# Marquis Daniels?



## Tactics (Mar 6, 2003)

He has been impressing me a whole lot lately, I remember seeing someones sig before the draft for the Raps to draft him and they didn't, I really think he is good, the question is, how good do you think he will become in the future?


----------



## nickrock23 (Mar 28, 2004)

don't put him in the hall of fame just yet.


----------



## Tactics (Mar 6, 2003)

> Originally posted by <b>nickrock23</b>!
> don't put him in the hall of fame just yet.
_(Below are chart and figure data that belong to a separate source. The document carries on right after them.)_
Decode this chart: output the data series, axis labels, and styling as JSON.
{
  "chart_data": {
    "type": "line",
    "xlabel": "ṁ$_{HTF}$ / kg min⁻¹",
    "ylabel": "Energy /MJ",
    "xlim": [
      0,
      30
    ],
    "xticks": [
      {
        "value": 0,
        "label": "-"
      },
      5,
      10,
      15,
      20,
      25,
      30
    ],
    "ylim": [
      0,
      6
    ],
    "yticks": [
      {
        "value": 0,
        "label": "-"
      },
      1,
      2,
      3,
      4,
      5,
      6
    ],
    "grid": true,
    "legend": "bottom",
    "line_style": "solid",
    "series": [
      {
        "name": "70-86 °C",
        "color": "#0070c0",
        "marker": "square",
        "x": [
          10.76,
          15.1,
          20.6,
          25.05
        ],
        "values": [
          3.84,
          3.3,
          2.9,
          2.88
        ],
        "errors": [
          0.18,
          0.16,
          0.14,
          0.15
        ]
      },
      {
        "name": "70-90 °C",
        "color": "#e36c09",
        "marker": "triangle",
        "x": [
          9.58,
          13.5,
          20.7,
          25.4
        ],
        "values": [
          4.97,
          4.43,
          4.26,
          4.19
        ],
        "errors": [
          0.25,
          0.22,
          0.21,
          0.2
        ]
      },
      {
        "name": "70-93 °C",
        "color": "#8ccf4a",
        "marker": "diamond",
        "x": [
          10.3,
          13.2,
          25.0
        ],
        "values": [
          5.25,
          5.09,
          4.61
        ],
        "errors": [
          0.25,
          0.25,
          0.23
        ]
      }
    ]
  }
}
Yeah I know, he is still putting up good numbers on a good team though.


----------



## Dark Praetor (Mar 20, 2004)

I see him becoming like Derek Fisher.


----------



## Yao Mania (Aug 4, 2003)

Maybe if you put him on a crappy team and give him a few yrs he can become something like Michael Redd
But I voted for him being a role-player, I see him being a 6th-7th man likely for the rest of his career.


----------



## MarioChalmers (Mar 26, 2004)

I think he'll get a lil' better, I voted for him as a semi-star. I think he can become a lot like Jim Jackson or something... I don't know his game tho, I'm just talking about how much he contributes.


----------



## Nevus (Jun 3, 2003)

Who voted for superstar? Merc_cuban, is that you?

I like Daniels. I think he'll be a good roleplayer in the league. Josh Howard too.


----------



## Peja (Mar 28, 2004)

Semi-player.


----------



## Kunlun (Jun 22, 2003)

I voted for him to be a role player.


----------